If the policy reforms in the areas of fiscal operations, competitiveness and governance which the Government of Sri Lanka indicated as necessary, are successfully implemented it could help the country to reach Upper Middle Income status in the medium term, the World Bank said in a recent statement.
The World Bank said that Sri Lanka’s gross domestic product (GDP) growth will remain flat this year compared to 2015, and will marginally improve to just above 5 percent in 2017 as more investments flow in.
“Sri Lanka’s GDP growth to remain unchanged in 2016 and grow marginally over 5 percent in 2017 and beyond driven by public and private investment (including the resumption of postponed FDI), tourism and reduced negative impact on growth from commodity imports,” it said in the report.
Sri Lanka’s GDP grew at 4.8 percent in 2015, amid uncertainty surrounding an election year and due to the change of the base year of calculations to 2010, slightly down from 4.9 percent growth experienced in 2014.
The World Bank said that past currency depreciations and the Value Added Tax (VAT) increase will impart upward pressure on inflation, despite lower global commodity prices.
“The current account deficit is projected to narrow in 2016 with reduced imports and increased tourism,” it added.

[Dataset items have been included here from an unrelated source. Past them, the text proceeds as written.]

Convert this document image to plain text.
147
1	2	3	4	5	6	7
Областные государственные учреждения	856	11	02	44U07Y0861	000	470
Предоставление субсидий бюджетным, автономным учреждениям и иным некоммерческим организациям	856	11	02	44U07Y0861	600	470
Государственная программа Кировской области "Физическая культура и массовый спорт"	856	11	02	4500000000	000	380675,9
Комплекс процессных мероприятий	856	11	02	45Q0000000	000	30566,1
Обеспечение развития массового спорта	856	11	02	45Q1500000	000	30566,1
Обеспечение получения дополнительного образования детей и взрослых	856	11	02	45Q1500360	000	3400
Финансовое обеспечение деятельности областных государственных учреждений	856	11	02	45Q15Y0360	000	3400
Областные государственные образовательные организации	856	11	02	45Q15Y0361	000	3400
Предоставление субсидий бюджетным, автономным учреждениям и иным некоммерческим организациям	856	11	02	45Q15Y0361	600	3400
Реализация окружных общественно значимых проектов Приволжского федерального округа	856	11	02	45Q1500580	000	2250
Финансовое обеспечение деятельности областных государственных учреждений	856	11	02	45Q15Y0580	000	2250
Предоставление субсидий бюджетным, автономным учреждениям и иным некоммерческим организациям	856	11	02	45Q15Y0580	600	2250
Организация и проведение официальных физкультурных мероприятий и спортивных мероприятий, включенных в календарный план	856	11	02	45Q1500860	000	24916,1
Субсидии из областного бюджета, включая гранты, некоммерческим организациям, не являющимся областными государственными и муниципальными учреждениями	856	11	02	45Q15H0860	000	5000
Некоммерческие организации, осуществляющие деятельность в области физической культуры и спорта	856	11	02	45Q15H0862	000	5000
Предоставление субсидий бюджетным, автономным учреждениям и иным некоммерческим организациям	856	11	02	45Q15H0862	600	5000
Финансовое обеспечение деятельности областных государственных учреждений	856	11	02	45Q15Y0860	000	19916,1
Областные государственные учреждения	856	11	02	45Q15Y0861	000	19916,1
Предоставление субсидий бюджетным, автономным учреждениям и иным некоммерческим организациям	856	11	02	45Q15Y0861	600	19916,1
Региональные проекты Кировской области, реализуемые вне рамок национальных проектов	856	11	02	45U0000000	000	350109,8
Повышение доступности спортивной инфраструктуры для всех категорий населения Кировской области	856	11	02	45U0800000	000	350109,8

The World Bank added that to sustain growth above 5 percent, Sri Lanka needs to increase revenue collection, remove tax exemptions which benefit the rich and set up pro-poor safety nets, improve export competitiveness, and work towards refinancing debt which will mature starting from 2019.
It added that tightening global financial conditions could lead to capital outflows and make borrowing more expensive.
“While the economy is unlikely to feel the direct impact of a slowdown in China and the Brexit, continued economic woes in the Middle East, the European Union and Russia could adversely affect Sri Lankan exports and remittances,” the World Bank said.